We propose an AI deep learning methodology for the valuation of patents to identify valuable patents. Using our developed dataset, we build AI deep learning models, which are based on deep and wide feed-forward artificial neural networks (ANN), with dropout, L2 penalty and batch normalisation regularisation layers, to forecast the value of patents with 12 ex-post patent value output proxies. These include the grant_lag, generality, quality_index_4, and forward citations, generality_index and renewals in three time horizons (t4, t8, t12). We associate these patent value proxies to their respective patent value dimension (economic, strategic and technological). We forecast patent value using ex-ante patent value input determinants, for a wide range of technological areas (using the IPC classes), and time horizon domains (short term in t4, medium term in t8, and long term in t12).
We evaluate all our models using a variety of strategies (out-of-time test, out-of-sample test, k-Fold and random split cross validation), and transparently report all metrics (accuracy, confusion matrix, F1-score, false negative rate, log loss, mean absolute error, precision, recall). Our models have higher accuracy and macro average F1-scores, with low values for the training and validation losses compared to prior art. With increasing prediction horizons, we observe an increase in the macro average F1-scores for several of the proxies. In addition, we find that the composite index that takes into consideration more than one value dimension, has the combined highest accuracy and macro average F1-score, relative to single value dimension patent proxies. Moreover, we find that firms seem to file widely at the short term time horizon and then focus their technological competencies to established opportunities. Patent owners seem to renew their patents in the fear of losing out. Our study has moved away from relatively small datasets, limited to specific technology field, and allowed for reproducibility in other fields. We can tailor models to different technology area, with different patent value proxies, with different time horizons.

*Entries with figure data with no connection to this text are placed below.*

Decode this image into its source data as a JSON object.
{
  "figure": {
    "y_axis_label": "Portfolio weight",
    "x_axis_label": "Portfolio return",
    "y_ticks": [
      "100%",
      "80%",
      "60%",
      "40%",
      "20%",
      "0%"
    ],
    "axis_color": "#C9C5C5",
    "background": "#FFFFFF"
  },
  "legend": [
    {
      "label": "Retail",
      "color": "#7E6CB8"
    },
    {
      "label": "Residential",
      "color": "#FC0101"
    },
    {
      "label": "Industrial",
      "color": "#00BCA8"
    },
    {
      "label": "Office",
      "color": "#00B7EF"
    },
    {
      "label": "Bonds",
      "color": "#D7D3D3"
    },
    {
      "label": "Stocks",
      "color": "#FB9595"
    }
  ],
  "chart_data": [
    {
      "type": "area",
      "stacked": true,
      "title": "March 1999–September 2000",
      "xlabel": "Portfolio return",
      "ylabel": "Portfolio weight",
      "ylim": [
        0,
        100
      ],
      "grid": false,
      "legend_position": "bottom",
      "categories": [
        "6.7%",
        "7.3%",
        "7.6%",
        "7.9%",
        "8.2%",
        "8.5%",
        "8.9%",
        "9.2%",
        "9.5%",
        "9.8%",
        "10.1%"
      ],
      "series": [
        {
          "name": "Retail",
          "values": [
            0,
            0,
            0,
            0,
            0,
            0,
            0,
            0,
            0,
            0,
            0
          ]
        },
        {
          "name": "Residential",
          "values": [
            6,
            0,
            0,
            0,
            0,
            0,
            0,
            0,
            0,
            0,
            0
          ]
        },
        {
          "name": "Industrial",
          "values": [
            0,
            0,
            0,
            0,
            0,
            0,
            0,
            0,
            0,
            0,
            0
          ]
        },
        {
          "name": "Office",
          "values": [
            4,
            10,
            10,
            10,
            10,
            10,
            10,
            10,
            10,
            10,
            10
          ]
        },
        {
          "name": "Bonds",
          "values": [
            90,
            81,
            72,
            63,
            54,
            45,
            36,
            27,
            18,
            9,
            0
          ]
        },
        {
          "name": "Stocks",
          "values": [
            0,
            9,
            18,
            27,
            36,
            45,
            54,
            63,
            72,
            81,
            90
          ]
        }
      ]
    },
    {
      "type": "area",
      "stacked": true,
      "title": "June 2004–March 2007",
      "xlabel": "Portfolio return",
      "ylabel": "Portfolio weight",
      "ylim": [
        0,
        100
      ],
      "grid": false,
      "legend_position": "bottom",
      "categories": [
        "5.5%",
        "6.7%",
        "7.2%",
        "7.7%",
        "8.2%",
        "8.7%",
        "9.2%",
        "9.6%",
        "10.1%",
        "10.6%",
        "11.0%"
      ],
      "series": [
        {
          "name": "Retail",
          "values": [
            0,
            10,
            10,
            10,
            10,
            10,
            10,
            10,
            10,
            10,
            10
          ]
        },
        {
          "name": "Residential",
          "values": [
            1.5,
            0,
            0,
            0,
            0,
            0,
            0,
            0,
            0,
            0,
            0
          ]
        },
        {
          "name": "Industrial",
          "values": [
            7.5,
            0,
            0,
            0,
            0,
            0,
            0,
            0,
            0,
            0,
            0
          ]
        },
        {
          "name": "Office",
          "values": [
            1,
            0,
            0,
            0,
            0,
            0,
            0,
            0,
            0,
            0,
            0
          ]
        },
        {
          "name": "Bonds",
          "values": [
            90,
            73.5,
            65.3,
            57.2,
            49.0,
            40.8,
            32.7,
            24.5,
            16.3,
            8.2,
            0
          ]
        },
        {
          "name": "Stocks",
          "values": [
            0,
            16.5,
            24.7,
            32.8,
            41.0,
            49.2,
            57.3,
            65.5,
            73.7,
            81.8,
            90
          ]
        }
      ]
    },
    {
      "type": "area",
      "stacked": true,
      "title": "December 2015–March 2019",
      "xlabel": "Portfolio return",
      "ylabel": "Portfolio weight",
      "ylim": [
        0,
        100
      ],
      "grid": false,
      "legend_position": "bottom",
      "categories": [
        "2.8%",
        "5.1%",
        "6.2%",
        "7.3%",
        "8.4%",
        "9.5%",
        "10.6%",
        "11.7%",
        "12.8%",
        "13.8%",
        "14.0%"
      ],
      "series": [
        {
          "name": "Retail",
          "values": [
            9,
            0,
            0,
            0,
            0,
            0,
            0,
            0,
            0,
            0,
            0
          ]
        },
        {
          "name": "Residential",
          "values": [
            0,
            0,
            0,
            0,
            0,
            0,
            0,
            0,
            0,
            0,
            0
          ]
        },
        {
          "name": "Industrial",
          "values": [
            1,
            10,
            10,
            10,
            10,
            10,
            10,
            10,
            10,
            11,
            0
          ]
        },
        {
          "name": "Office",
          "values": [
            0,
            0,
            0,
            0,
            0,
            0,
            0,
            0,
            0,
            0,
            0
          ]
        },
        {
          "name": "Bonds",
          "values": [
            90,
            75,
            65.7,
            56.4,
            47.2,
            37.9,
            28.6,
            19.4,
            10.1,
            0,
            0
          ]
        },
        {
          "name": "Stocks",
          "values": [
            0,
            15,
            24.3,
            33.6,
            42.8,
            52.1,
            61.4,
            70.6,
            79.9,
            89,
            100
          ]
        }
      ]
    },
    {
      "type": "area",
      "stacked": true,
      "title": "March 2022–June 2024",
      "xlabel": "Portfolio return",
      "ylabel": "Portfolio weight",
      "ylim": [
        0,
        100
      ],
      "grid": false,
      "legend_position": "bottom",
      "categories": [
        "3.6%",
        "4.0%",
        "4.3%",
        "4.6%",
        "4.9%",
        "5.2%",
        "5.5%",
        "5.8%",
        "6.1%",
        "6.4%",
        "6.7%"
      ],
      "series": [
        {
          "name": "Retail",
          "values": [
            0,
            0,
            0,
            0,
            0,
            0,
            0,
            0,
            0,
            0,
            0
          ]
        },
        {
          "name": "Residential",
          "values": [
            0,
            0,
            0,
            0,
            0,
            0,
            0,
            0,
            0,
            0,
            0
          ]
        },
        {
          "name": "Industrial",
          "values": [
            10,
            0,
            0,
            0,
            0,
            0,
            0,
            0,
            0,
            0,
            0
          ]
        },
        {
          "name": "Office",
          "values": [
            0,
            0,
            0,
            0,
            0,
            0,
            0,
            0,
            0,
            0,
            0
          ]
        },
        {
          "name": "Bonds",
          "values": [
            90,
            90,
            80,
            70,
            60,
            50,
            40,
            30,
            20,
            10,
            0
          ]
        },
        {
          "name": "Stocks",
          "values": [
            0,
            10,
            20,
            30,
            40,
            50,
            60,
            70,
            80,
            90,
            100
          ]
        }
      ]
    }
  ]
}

This study proposes an AI methodology, which is based on deep learning, using deep and wide feed forward artificial neural networks, to predict the value of patents, which has academic and industrial implications. We predict the value of patents with a variety of output proxies, including composite index proxies, for different technology areas (IPC classifications) and time horizons. Since we use all USPTO granted patents from 1976-2019 to train our models, we can apply this approach to patents in any technology field. Our approach enables researchers and industry professionals to value patents using a variety of patent value proxies, based on different value dimensions, tailored to specific technology areas. The proposed AI deep learning approach could effectively support expert decision making (technology, innovation and IP managers etc.) in their decision making by providing fast, low cost, data-driven intellectual property intelligence (IPI) from big patent data. Firms with limited resources, i.e. small-medium enterprises (SMEs) can choose representative proxies to forecast patent value estimates, saving resources. Consequently, the proposed approach could efficiently support experts in their patent value judgement, policy making in the government’s investments in technological sectors of the future to support the economy, and patent offices with the AI approaches to analyse efficiently and effectively big patent data. We anticipate this research would be interesting for future researchers to expand the emerging field of IPI research and the skills they will need to perform IPI data-driven research with a variety of data sources and AI deep learning ANN approaches.